Brasil pode vender mais de 3 milhões de veículos em 2026, prevê Anfavea

A Associação Nacional dos Fabricantes de Veículos Automotores (Anfavea) revisou para cima as suas projeções para o mercado automotivo brasileiro em 2026. A entidade agora prevê que o país ultrapasse a marca de 3 milhões de veículos vendidos, um patamar que não era alcançado desde 2014.

A nova estimativa indica que os emplacamentos devem crescer 11,7% em comparação a 2025. Este número é significativamente superior à previsão divulgada em janeiro, que apontava para uma alta de apenas 2,7%.
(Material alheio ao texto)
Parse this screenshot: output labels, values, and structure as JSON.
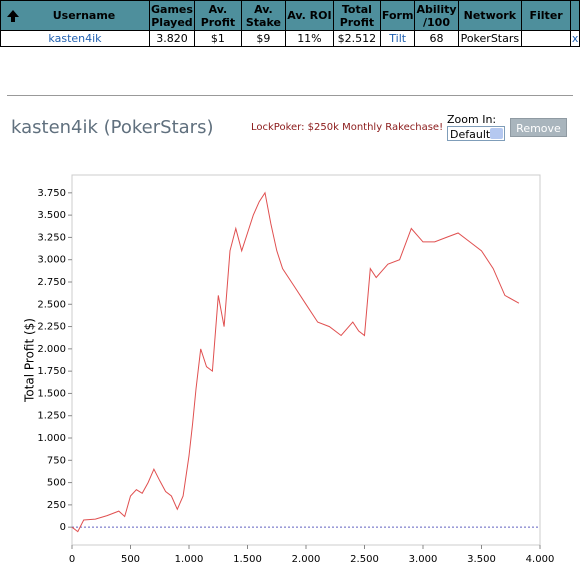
{
  "table": {
    "header": [
      "Username",
      "Games Played",
      "Av. Profit",
      "Av. Stake",
      "Av. ROI",
      "Total Profit",
      "Form",
      "Ability /100",
      "Network",
      "Filter"
    ],
    "rows": [
      [
        "kasten4ik",
        "3.820",
        "$1",
        "$9",
        "11%",
        "$2.512",
        "Tilt",
        "68",
        "PokerStars"
      ]
    ],
    "remove_mark": "x"
  },
  "player_title": "kasten4ik (PokerStars)",
  "promo_link": "LockPoker: $250k Monthly Rakechase!",
  "zoom": {
    "label": "Zoom In:",
    "selected": "Default",
    "button": "Remove"
  },
  "chart_data": {
    "type": "line",
    "y_label": "Total Profit ($)",
    "color": "#e05050",
    "x": [
      0,
      50,
      100,
      200,
      300,
      400,
      450,
      500,
      550,
      600,
      650,
      700,
      750,
      800,
      850,
      900,
      950,
      1000,
      1030,
      1060,
      1100,
      1150,
      1200,
      1250,
      1300,
      1350,
      1400,
      1450,
      1500,
      1550,
      1600,
      1650,
      1700,
      1750,
      1800,
      1900,
      2000,
      2100,
      2200,
      2300,
      2400,
      2450,
      2500,
      2550,
      2600,
      2700,
      2800,
      2900,
      3000,
      3100,
      3200,
      3300,
      3400,
      3500,
      3600,
      3700,
      3820
    ],
    "values": [
      0,
      -50,
      80,
      90,
      130,
      180,
      120,
      350,
      420,
      380,
      500,
      650,
      520,
      400,
      350,
      200,
      350,
      800,
      1150,
      1550,
      2000,
      1800,
      1750,
      2600,
      2250,
      3100,
      3350,
      3100,
      3300,
      3500,
      3650,
      3750,
      3400,
      3100,
      2900,
      2700,
      2500,
      2300,
      2250,
      2150,
      2300,
      2200,
      2150,
      2900,
      2800,
      2950,
      3000,
      3350,
      3200,
      3200,
      3250,
      3300,
      3200,
      3100,
      2900,
      2600,
      2512
    ],
    "xlim": [
      0,
      4000
    ],
    "xticks": [
      0,
      500,
      {
        "value": 1000,
        "label": "1.000"
      },
      {
        "value": 1500,
        "label": "1.500"
      },
      {
        "value": 2000,
        "label": "2.000"
      },
      {
        "value": 2500,
        "label": "2.500"
      },
      {
        "value": 3000,
        "label": "3.000"
      },
      {
        "value": 3500,
        "label": "3.500"
      },
      {
        "value": 4000,
        "label": "4.000"
      }
    ],
    "ylim": [
      -200,
      3950
    ],
    "yticks": [
      0,
      250,
      500,
      750,
      {
        "value": 1000,
        "label": "1.000"
      },
      {
        "value": 1250,
        "label": "1.250"
      },
      {
        "value": 1500,
        "label": "1.500"
      },
      {
        "value": 1750,
        "label": "1.750"
      },
      {
        "value": 2000,
        "label": "2.000"
      },
      {
        "value": 2250,
        "label": "2.250"
      },
      {
        "value": 2500,
        "label": "2.500"
      },
      {
        "value": 2750,
        "label": "2.750"
      },
      {
        "value": 3000,
        "label": "3.000"
      },
      {
        "value": 3250,
        "label": "3.250"
      },
      {
        "value": 3500,
        "label": "3.500"
      },
      {
        "value": 3750,
        "label": "3.750"
      }
    ]
  }
}
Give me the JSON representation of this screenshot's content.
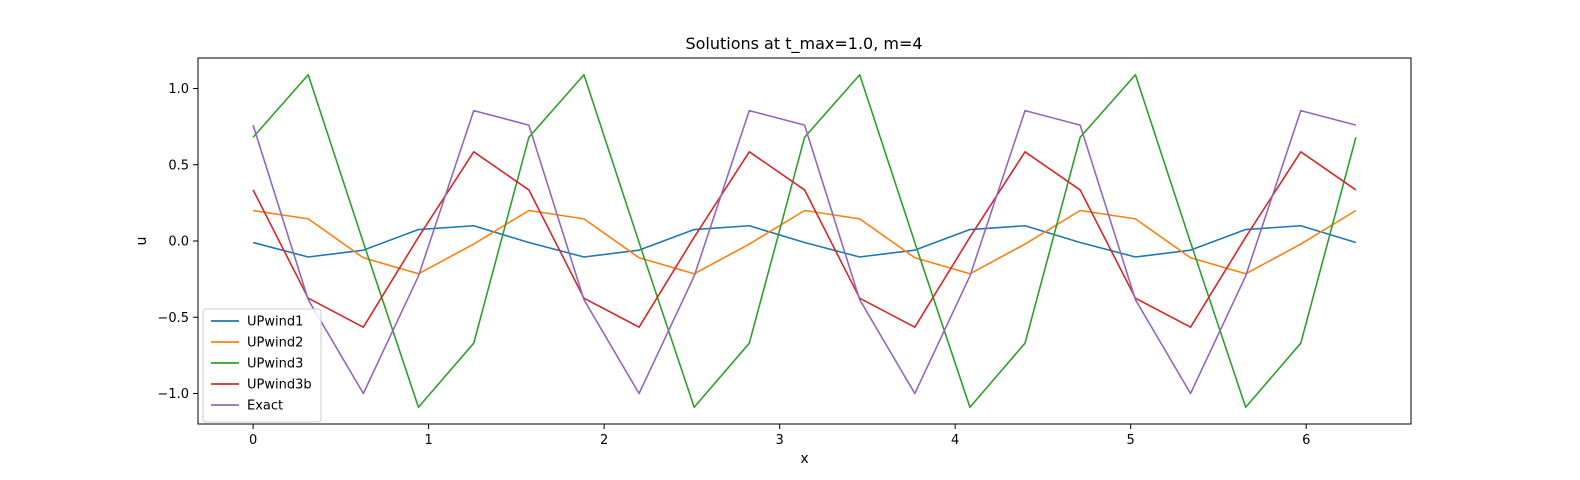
{
  "chart_data": {
    "type": "line",
    "title": "Solutions at t_max=1.0, m=4",
    "xlabel": "x",
    "ylabel": "u",
    "xlim": [
      -0.314,
      6.597
    ],
    "ylim": [
      -1.2,
      1.2
    ],
    "xticks": [
      0,
      1,
      2,
      3,
      4,
      5,
      6
    ],
    "xtick_labels": [
      "0",
      "1",
      "2",
      "3",
      "4",
      "5",
      "6"
    ],
    "yticks": [
      -1.0,
      -0.5,
      0.0,
      0.5,
      1.0
    ],
    "ytick_labels": [
      "−1.0",
      "−0.5",
      "0.0",
      "0.5",
      "1.0"
    ],
    "grid": false,
    "legend_position": "lower-left",
    "x": [
      0,
      0.314,
      0.628,
      0.942,
      1.257,
      1.571,
      1.885,
      2.199,
      2.513,
      2.827,
      3.142,
      3.456,
      3.77,
      4.084,
      4.398,
      4.712,
      5.027,
      5.341,
      5.655,
      5.969,
      6.283
    ],
    "series": [
      {
        "name": "UPwind1",
        "color": "#1f77b4",
        "values": [
          -0.01,
          -0.105,
          -0.06,
          0.075,
          0.1,
          -0.01,
          -0.105,
          -0.06,
          0.075,
          0.1,
          -0.01,
          -0.105,
          -0.06,
          0.075,
          0.1,
          -0.01,
          -0.105,
          -0.06,
          0.075,
          0.1,
          -0.01
        ]
      },
      {
        "name": "UPwind2",
        "color": "#ff7f0e",
        "values": [
          0.2,
          0.145,
          -0.11,
          -0.215,
          -0.02,
          0.2,
          0.145,
          -0.11,
          -0.215,
          -0.02,
          0.2,
          0.145,
          -0.11,
          -0.215,
          -0.02,
          0.2,
          0.145,
          -0.11,
          -0.215,
          -0.02,
          0.2
        ]
      },
      {
        "name": "UPwind3",
        "color": "#2ca02c",
        "values": [
          0.68,
          1.09,
          -0.01,
          -1.09,
          -0.67,
          0.68,
          1.09,
          -0.01,
          -1.09,
          -0.67,
          0.68,
          1.09,
          -0.01,
          -1.09,
          -0.67,
          0.68,
          1.09,
          -0.01,
          -1.09,
          -0.67,
          0.68
        ]
      },
      {
        "name": "UPwind3b",
        "color": "#d62728",
        "values": [
          0.335,
          -0.375,
          -0.565,
          0.025,
          0.585,
          0.335,
          -0.375,
          -0.565,
          0.025,
          0.585,
          0.335,
          -0.375,
          -0.565,
          0.025,
          0.585,
          0.335,
          -0.375,
          -0.565,
          0.025,
          0.585,
          0.335
        ]
      },
      {
        "name": "Exact",
        "color": "#9467bd",
        "values": [
          0.76,
          -0.385,
          -1.0,
          -0.23,
          0.855,
          0.76,
          -0.385,
          -1.0,
          -0.23,
          0.855,
          0.76,
          -0.385,
          -1.0,
          -0.23,
          0.855,
          0.76,
          -0.385,
          -1.0,
          -0.23,
          0.855,
          0.76
        ]
      }
    ]
  }
}
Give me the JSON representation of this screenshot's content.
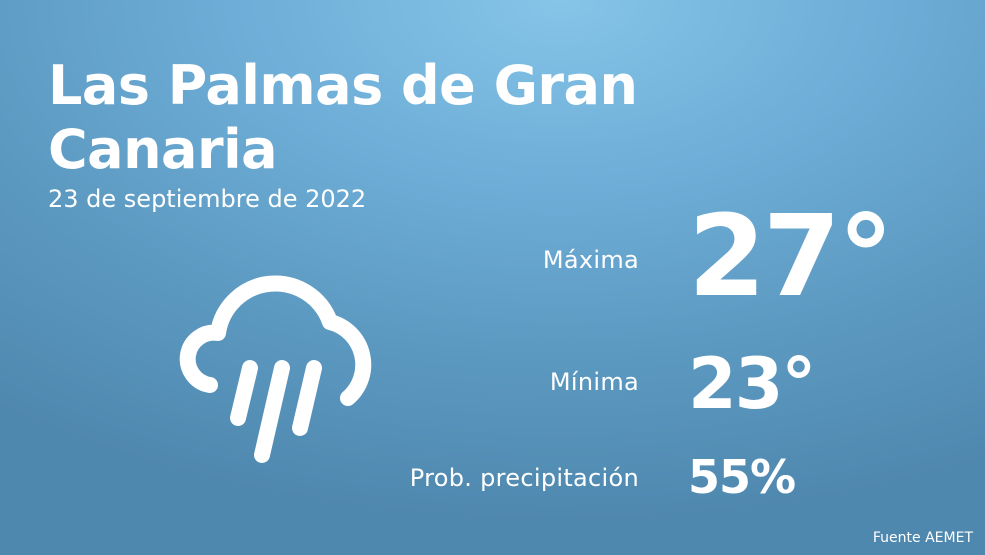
{
  "location": {
    "name": " Las Palmas de Gran Canaria",
    "date": "23 de septiembre de 2022"
  },
  "weather": {
    "icon": "rain-cloud-icon",
    "max_label": "Máxima",
    "max_value": "27°",
    "min_label": "Mínima",
    "min_value": "23°",
    "precip_label": "Prob. precipitación",
    "precip_value": "55%"
  },
  "footer": {
    "source": "Fuente AEMET"
  },
  "colors": {
    "background_light": "#86c5e8",
    "background_dark": "#4f88af",
    "text": "#ffffff"
  }
}
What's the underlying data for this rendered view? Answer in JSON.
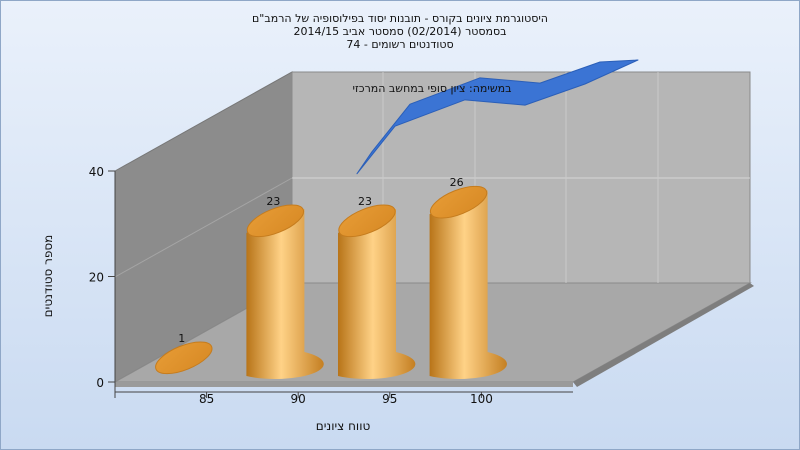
{
  "chart_data": {
    "type": "bar",
    "title_lines": [
      "היסטוגרמת ציונים בקורס - תובנות יסוד בפילוסופיה של הרמב\"ם",
      "בסמסטר  (02/2014)  סמסטר אביב 2014/15",
      "סטודנטים רשומים - 74"
    ],
    "annotation": "במשימה: ציון סופי במחשב המרכזי",
    "xlabel": "טווח ציונים",
    "ylabel": "מספר סטודנטים",
    "x_ticks": [
      "85",
      "90",
      "95",
      "100"
    ],
    "y_ticks": [
      0,
      20,
      40
    ],
    "ylim": [
      0,
      40
    ],
    "bars": [
      {
        "label": "1",
        "value": 1
      },
      {
        "label": "23",
        "value": 23
      },
      {
        "label": "23",
        "value": 23
      },
      {
        "label": "26",
        "value": 26
      }
    ],
    "line": {
      "values": [
        23,
        32,
        37,
        36,
        40
      ]
    },
    "colors": {
      "bar": "#f2b25a",
      "line": "#3b74d4",
      "back_wall": "#b4b4b4",
      "side_wall": "#8a8a8a",
      "floor": "#a9a9a9"
    }
  }
}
De acordo com a Anfavea, esse otimismo é sustentado principalmente pelo segmento de automóveis e comerciais leves, com projeção de crescimento elevada para 12,6%. Em contrapartida, o cenário para veículos pesados é menos favorável: a expectativa é que as vendas de caminhões e ônibus encerrem o ano com queda de 6%.

Apesar do aquecimento do mercado interno, a indústria nacional enfrenta desafios para acompanhar esse ritmo. O setor aponta que o crescimento das vendas tem sido acompanhado por um aumento nas importações e uma redução nas exportações.

A projeção para a produção nacional também foi revisada, passando de 3,7% para 5,8% de crescimento em relação ao ano anterior. Com isso, o Brasil deve fabricar cerca de 2,8 milhões de veículos em 2026, o maior volume desde 2019.

“O mercado nacional segue muito aquecido, e isso tem contribuído para uma leve alta no nível de empregos. Por outro lado, parte dessa recuperação vem sendo capturada pelas importações”, afirmou o presidente da Anfavea, Igor Calvet.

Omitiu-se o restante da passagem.